Butler's principal works have been A Sheltered Corner (1891) R.A., A High Court of Justice (1892) R.A., Green-Eyed Jealousy (1894) R.A., The Morning Bath (1896) R.A., Raiders from the Rookery (1896) R.A., Cead Mile Failte (1898) R.A. Works that she was elected to the R.W.S. in 1896 include Dull December, Loiterers and Beside the Pond. Sunshine Holiday (1898) R.W.S. was another notable work. Her works appears in a number of collections including Morning Bath in the Tate and paintings in the National Gallery of Ireland, the Ulster Museum in Belfast and the Hugh Lane Gallery in Dublin. A small watercolour of crows hangs in Queen Mary's Dolls' House at Windsor. Throughout her career Butler's works were showcased as far abroad as the United States and Japan.

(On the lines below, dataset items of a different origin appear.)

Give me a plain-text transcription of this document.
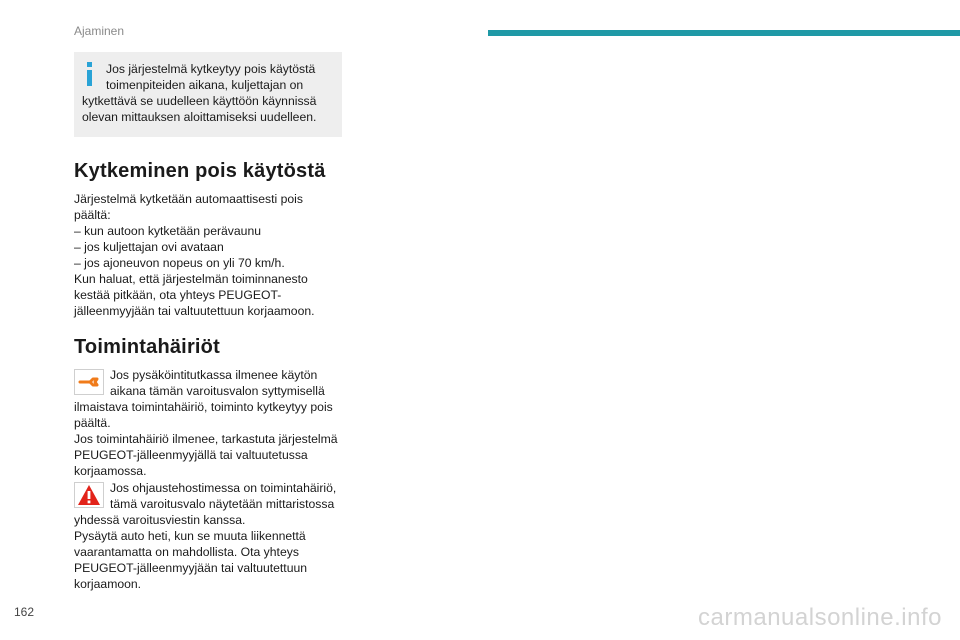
Ajaminen
Jos järjestelmä kytkeytyy pois käytöstä
toimenpiteiden aikana, kuljettajan on
kytkettävä se uudelleen käyttöön käynnissä
olevan mittauksen aloittamiseksi uudelleen.
Kytkeminen pois käytöstä
Järjestelmä kytketään automaattisesti pois
päältä:
– kun autoon kytketään perävaunu
– jos kuljettajan ovi avataan
– jos ajoneuvon nopeus on yli 70 km/h.
Kun haluat, että järjestelmän toiminnanesto
kestää pitkään, ota yhteys PEUGEOT-
jälleenmyyjään tai valtuutettuun korjaamoon.
Toimintahäiriöt
Jos pysäköintitutkassa ilmenee käytön
aikana tämän varoitusvalon syttymisellä
ilmaistava toimintahäiriö, toiminto kytkeytyy pois
päältä.
Jos toimintahäiriö ilmenee, tarkastuta järjestelmä
PEUGEOT-jälleenmyyjällä tai valtuutetussa
korjaamossa.
Jos ohjaustehostimessa on toimintahäiriö,
tämä varoitusvalo näytetään mittaristossa
yhdessä varoitusviestin kanssa.
Pysäytä auto heti, kun se muuta liikennettä
vaarantamatta on mahdollista. Ota yhteys
PEUGEOT-jälleenmyyjään tai valtuutettuun
korjaamoon.
162	carmanualsonline.info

She first exhibited at the Dudley Gallery in Piccadilly. She exhibited in various galleries and institutions including the Royal Hibernian Academy, the Watercolour Society of Ireland, the Belfast Ramblers' Sketching Club, the Royal Academy (1889–1902) and the Royal Watercolour Society. In 1906 she exhibited at the Watercolour Society of Ireland, in Dublin, with works such as The Garden Cart and later that winter in London, at the Old Water-Colour Society where the exhibition included pieces such as Where the Grass Grows Green. In Spring 1919 an exhibition at the Royal Watercolour Society, London, included Tramore Strand, Low water (1889) The Delegates (1923) was exhibited at the New Irish Salon.

In 1980, watercolours, drawings and sketches, together with notes, letters and diaries were sold as part of the artist's studio sale. Some were sold in Ireland and others at a studio sale at Christie's in London. The National Gallery of Ireland purchased seven fine watercolours for its permanent collection. Fota House in Cork contains one of her works. An Exhibition of Butler's work was held by the Kilkenny Art Gallery Society at Kilkenny Castle in June 1981 which included pieces such as Where the Grass Grows Green (1904) It was further exhibited at the Bank of Ireland, Baggot Street, Dublin in August 1981 and at Christies, King Street, London in September 1981. In 1987 Kilkenny Art Gallery, Kilkenny, presented an exhibition Mildred Anne Butler, which included Cats Chasing Birds (1918). Between August–September 1987 the Crawford Municipal Art Gallery, Cork, presented an exhibition Mildred Anne Butler 1858-1941. An Irish Edwardian Watercolour Collection which included Figures beside a horse and chaise (1896) In April to June 1988 Ulster Museum and Art Gallery, Belfast, presented an exhibition Mildred Anne Butler which included Cats Chasing Birds (1918). She is celebrated on a Postage stamp in an An Post collection for female Irish artists.

== See also ==

- Newlyn School
- List of Irish artists
- List of Irish botanical illustrators

==Notes==

a. The Royal Academy in London refused to show artists who painted in the French style, young painters had to form their own society in order to exhibit. This attitude waned throughout the 1890s.

b. The Morning Bath (1896) was amongst the few watercolours that were purchased by the Trustees of the Chantrey Bequest and was the second work by a female artist to be purchased (the first was Anna Lea Merritt's 'Love Locked Out' in 1890) and was presented to the Tate.